YUZHNO-SAKHALINSK, RUSSIA — Braving a new frontier of oil exploration around Russia’s remote Sakhalin Island means conquering ice-locked seas, frequent earthquakes and muddy swamps fed by melting snow in the rapid springtime thaw.

Executives at the world’s largest oil and natural gas project, known as Sakhalin-2, say they are nearing the finish line as they aim to open up a vast new energy source for the nearby Asian economic powerhouses of Japan and South Korea along with the U.S. and others.

The waters of the Sea of Okhotsk around Sakhalin Island are believed to hold total estimated reserves of at least 45 billion barrels of oil and natural gas equivalents, an amount similar to the resources remaining in the Gulf of Mexico or the North Sea.
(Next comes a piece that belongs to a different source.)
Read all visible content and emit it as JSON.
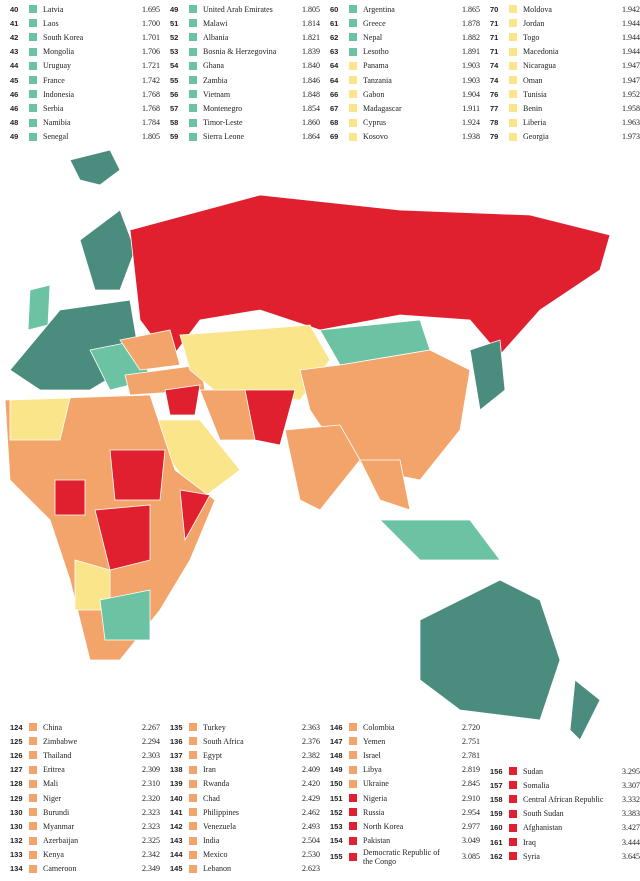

One of most formidable challenges to unlocking those riches proved to be the Moscow government itself. It won a tug of war with foreign investors that left Russia’s state-controlled Gazprom gas giant in control and reduced the Netherlands’ Royal Dutch Shell and Japanese partners to minority shareholders in Sakhalin Energy, the international consortium running the project.

Moscow threatened last year to pull the project’s operating license, citing problems in compliance with environmental regulations. The risk of losing the entire project pressured Shell and other founders to cede majority control to Gazprom in April for $7.45 billion.

Shell now holds 27.5 percent of Sakhalin Energy, along with Japanese firms Mitsui & Co. at 12.5 percent and Mitsubishi Corp. at 10 percent.

After the switch in control, the Moscow government last month gave its tentative approval for the project and said environmental compliance had improved.

“At the present time, we are speaking the same language, and the company is focused not only on receiving commercial returns from the project but on following the Russian laws and the protection of our natural environment,” Natural Resources Minister Yuri Trutnev said last month in a meeting with executives at Sakhalin Energy.

Sakhalin Energy has already been exporting limited oil from a single offshore platform since 2003 that can only operate half of the year, when seas aren’t frozen. But the next phase of the project, set to be completed by the end of 2008, will see the opening of two more offshore platforms along with pipelines bringing oil and gas to the island’s warmer southern shore.

To export the gas, the company is building Russia’s first-ever liquefied natural gas plant, which converts the gas to a liquid by cooling it to a temperature of minus 258 Fahrenheit so that it can be transported by ship. Customers in Japan, South Korea and the U.S. have already bought all the gas to be produced here for more than the next 20 years.